In some places, it may be deadlier, too.
The effects of climate change are diverse and sometimes contradictory.
In general, they favor instability and extreme events. On balance, they will tend to harm health rather than promote it.
That is the majority view of scientists trying to solve an equation whose variables range from greenhouse gas concentrations and the El Niño weather pattern to mosquito ecology and human cells' ability to withstand heat.
"We are not dealing with a single toxic agent or a single microbe where we can put our finger with certainty on an exposure and the response," said Jonathan A. Patz, a physician and epidemiologist at the University of Wisconsin at Madison. "Climate change affects everything."

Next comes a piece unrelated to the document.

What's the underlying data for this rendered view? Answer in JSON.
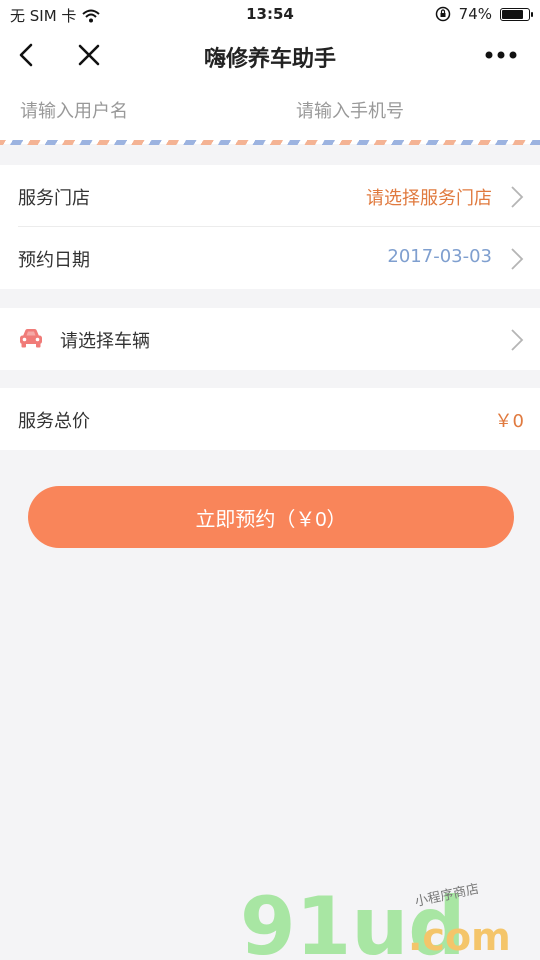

Predictions of how global warming could affect people's health are crude.
They are based on the experience of the past several decades, when there has been a small, well-documented rise in the temperatures of the planet's atmosphere and oceans.
What that says about the future and future health care is quite uncertain.
In the last quarter of the 20th century, the average atmospheric temperature rose by about 1 degree Fahrenheit.
By 2000, that increase was responsible for the annual loss of about 160,000 lives and the loss of 5.5 million years of healthy life, according to estimates by the World Health Organization. The toll is expected to double to about 300,000 lives and 11 million years of healthy life by 2020.